Enformasyonel toplumdaki istihdamın dönüşümünde küresel bir
işgücü var mıdır, sorusuna Castells, “küresel bir ekonomi varsa küresel bir işgücü
de var olmalıdır” şeklinde yanıt vermektedir. Sermaye küresel ağlarda hareket etmekteyken
emek (işçiler) ulusal sınırlara hapsedilmiştir.
Ağ Toplumunda Kent
Enformasyonel kentler “bilgiye dayalı, ağlar etrafında
örgütlenmiş, kısmen akışlardan oluşan doğası yüzünden” bir kent formu değil akışlar
uzamıdır. Tarihin her döneminde ekonomiler belirli bir mekândan (kır, kent)
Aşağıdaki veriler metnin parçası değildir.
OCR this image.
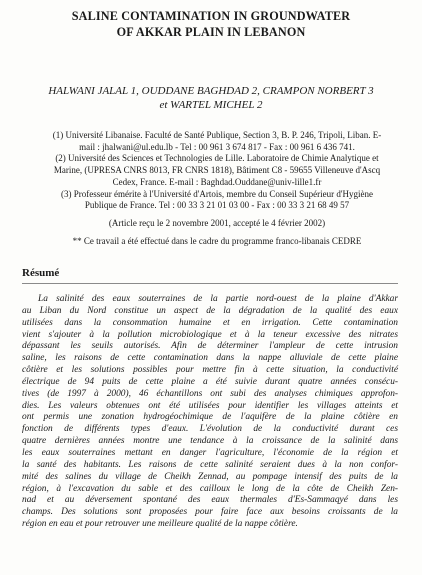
SALINE CONTAMINATION IN GROUNDWATER
OF AKKAR PLAIN IN LEBANON
HALWANI JALAL 1, OUDDANE BAGHDAD 2, CRAMPON NORBERT 3
et WARTEL MICHEL 2

(1) Université Libanaise. Faculté de Santé Publique, Section 3, B. P. 246, Tripoli, Liban. E-
mail : jhalwani@ul.edu.lb - Tel : 00 961 3 674 817 - Fax : 00 961 6 436 741.

(2) Université des Sciences et Technologies de Lille. Laboratoire de Chimie Analytique et
Marine, (UPRESA CNRS 8013, FR CNRS 1818), Bâtiment C8 - 59655 Villeneuve d'Ascq
Cedex, France. E-mail : Baghdad.Ouddane@univ-lille1.fr

(3) Professeur émérite à l'Université d'Artois, membre du Conseil Supérieur d'Hygiène
Publique de France. Tel : 00 33 3 21 01 03 00 - Fax : 00 33 3 21 68 49 57

(Article reçu le 2 novembre 2001, accepté le 4 février 2002)

** Ce travail a été effectué dans le cadre du programme franco-libanais CEDRE

Résumé
La salinité des eaux souterraines de la partie nord-ouest de la plaine d'Akkar
au Liban du Nord constitue un aspect de la dégradation de la qualité des eaux
utilisées dans la consommation humaine et en irrigation. Cette contamination
vient s'ajouter à la pollution microbiologique et à la teneur excessive des nitrates
dépassant les seuils autorisés. Afin de déterminer l'ampleur de cette intrusion
saline, les raisons de cette contamination dans la nappe alluviale de cette plaine
côtière et les solutions possibles pour mettre fin à cette situation, la conductivité
électrique de 94 puits de cette plaine a été suivie durant quatre années consécu-
tives (de 1997 à 2000), 46 échantillons ont subi des analyses chimiques approfon-
dies. Les valeurs obtenues ont été utilisées pour identifier les villages atteints et
ont permis une zonation hydrogéochimique de l'aquifère de la plaine côtière en
fonction de différents types d'eaux. L'évolution de la conductivité durant ces
quatre dernières années montre une tendance à la croissance de la salinité dans
les eaux souterraines mettant en danger l'agriculture, l'économie de la région et
la santé des habitants. Les raisons de cette salinité seraient dues à la non confor-
mité des salines du village de Cheikh Zennad, au pompage intensif des puits de la
région, à l'excavation du sable et des cailloux le long de la côte de Cheikh Zen-
nad et au déversement spontané des eaux thermales d'Es-Sammaqyé dans les
champs. Des solutions sont proposées pour faire face aux besoins croissants de la
région en eau et pour retrouver une meilleure qualité de la nappe côtière.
hareketle üretimi düzenlemişlerdir. Ağ toplumunda olan şey, sermaye, bilgi,
teknoloji, iletişim, görüntü, ses ve sembollerin akışkanlığında kentlerin;
mekansal olarak enformasyonel biçimde yenileyebilecek, yönetebilecek komuta ve
kontrol merkezleri etrafında örgütlenmeleridir.
Küreselleşme süreciyle birlikte kentlere siyasal, kültürel, ekonomik
roller biçilmiş; küresel kentler ve dünya kentleri önem kazanmıştır.
Kent’in dönüşümü aynı zamanda küresel ölçekte üretimin,
bilginin, işgücünün merkezleri olarak kentleri yeniden önemli küresel komuta
merkezleri haline getirmektedir. Bu bağlamda modern kapitalizmde kent, yalnızca
bir üretim merkezi değil, aynı zamanda dünya kapitalist sisteminin önemli bir
kontrol merkezi konumundadır.
Ağ Toplumunda Kimlik
Kimlikler; bireylerin toplumsal olarak inşa etmeye çalıştıkları
anlam ve tecrübe kaynaklarıdır. Enformasyon çağında değişen bilgi, iktidar,
toplumsal gerçeklik ekseninde kimlikler yeniden üretmektedir.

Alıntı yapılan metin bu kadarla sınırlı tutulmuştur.